On comprend dès lors très bien pourquoi l’antisémitisme prospère au sein de cet islam fondamentaliste. Il n’est qu’une des formes d’un rejet de l’autre qui est consubstantiel à cet islamisme et qui se décline aussi sous la forme de racisme, de xénophobie, d’homophobie, de sexisme.

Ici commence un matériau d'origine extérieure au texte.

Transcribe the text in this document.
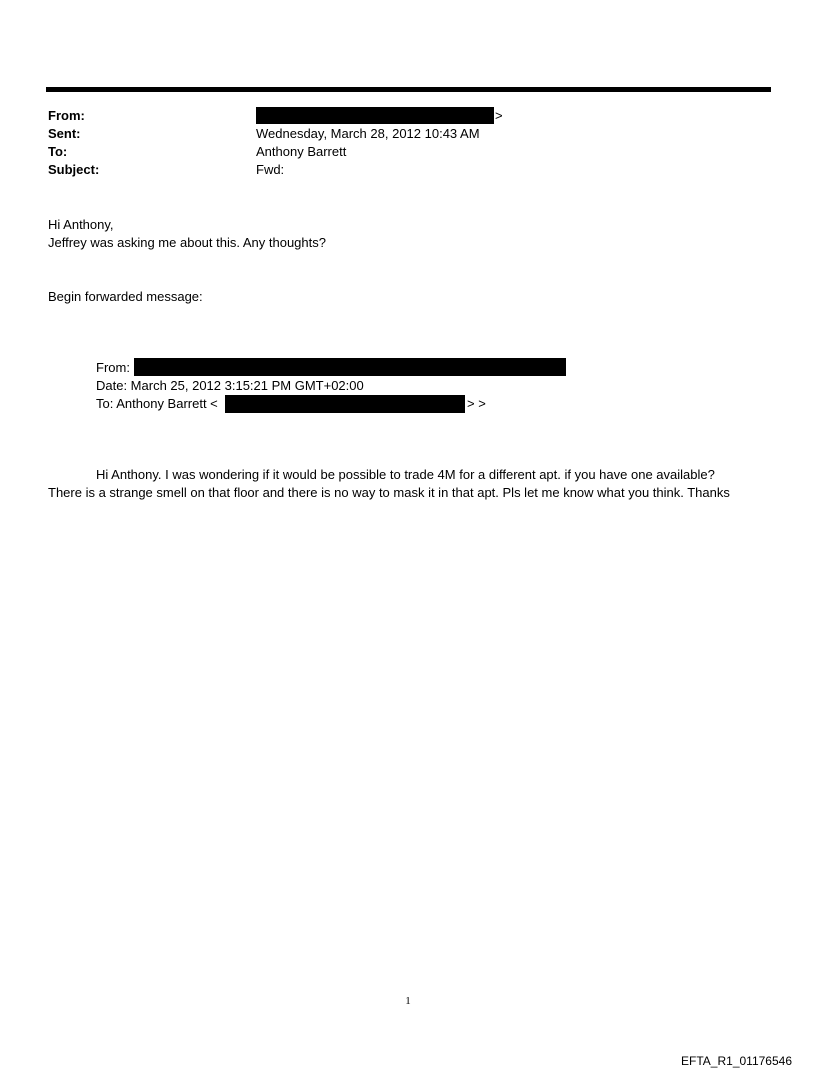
From:	>
Sent:	Wednesday, March 28, 2012 10:43 AM
To:	Anthony Barrett
Subject:	Fwd:
Hi Anthony,
Jeffrey was asking me about this. Any thoughts?
Begin forwarded message:
From:
Date: March 25, 2012 3:15:21 PM GMT+02:00
To: Anthony Barrett <	> >
Hi Anthony. I was wondering if it would be possible to trade 4M for a different apt. if you have one available?
There is a strange smell on that floor and there is no way to mask it in that apt. Pls let me know what you think. Thanks
1
EFTA_R1_01176546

La haine du juif reste cependant la plus intense. D’aucuns attribuent celle-ci au conflit israélo-palestinien, à la politique israélienne et notamment à la poursuite des installations israéliennes en territoire palestinien. Mais ils ne savent pas ou prétendent ne pas savoir qu’il plonge ses racines dans une histoire beaucoup plus ancienne. Dans son livre de référence «Juifs en pays arabes – Le grand déracinement: 1850-1975», Georges Bensoussan rapporte la violence de cet antisémitisme dans les pays arabes et ce, de temps immémoriaux ; il explique comment, du Maghreb à l’Irak et de l’Egypte au Yémen, la vie de dhimmitude des juifs dans le monde arabe n’avait rien à envier, en termes d’oppression subie, de misère imposée, de sous-citoyenneté, d’humiliations et occasionnellement de pogroms, à celle des juifs dans l’empire des tsars. Cet antisémitisme n’est pas né du conflit israélo-palestinien, il s’en nourrit. Ce conflit ne crée pas cette haine, il n’augmente pas son intensité ; en revanche, en lui procurant le soutien de toute une gauche qui, comme le démontre Jean Birnbaum, ne comprend décidément rien au fait religieux, il légitime son expression. En mettant ses réseaux, sa culture, sa verve, son accès aux médias, sa place privilégiée à l’université et dans le monde de la recherche au service des combats arabo-musulmans, tant en France qu’à l’étranger, la gauche – extrême, morale, «antiraciste» par psittacisme plutôt que par conviction – n’est pas seulement bête, elle est extraordinairement néfaste. Elle fournit à nos adversaires (dont elle se refuse à voir qu’ils sont aussi, et d’une certaine manière surtout, les siens) une façade humaniste que leurs motifs et leurs buts n’ont pas. Nos alliances avec l’Arabie Saoudite ou le Qatar, nos interventions militaires ratées au Moyen-Orient, la colonisation des XIXème et XXème siècles sont elles aussi instrumentalisées pour justifier ce qui est présenté comme une résistance légitime à l’oppression. Mais encore une fois, ce sont nos cerveaux occidentaux qui sont sensibles à ces disputatio brillantes, argumentées, rationnelles ; dans l’esprit conquérant de l’islam politique, le combat contre l’Occident n’a pas besoin de ces justifications.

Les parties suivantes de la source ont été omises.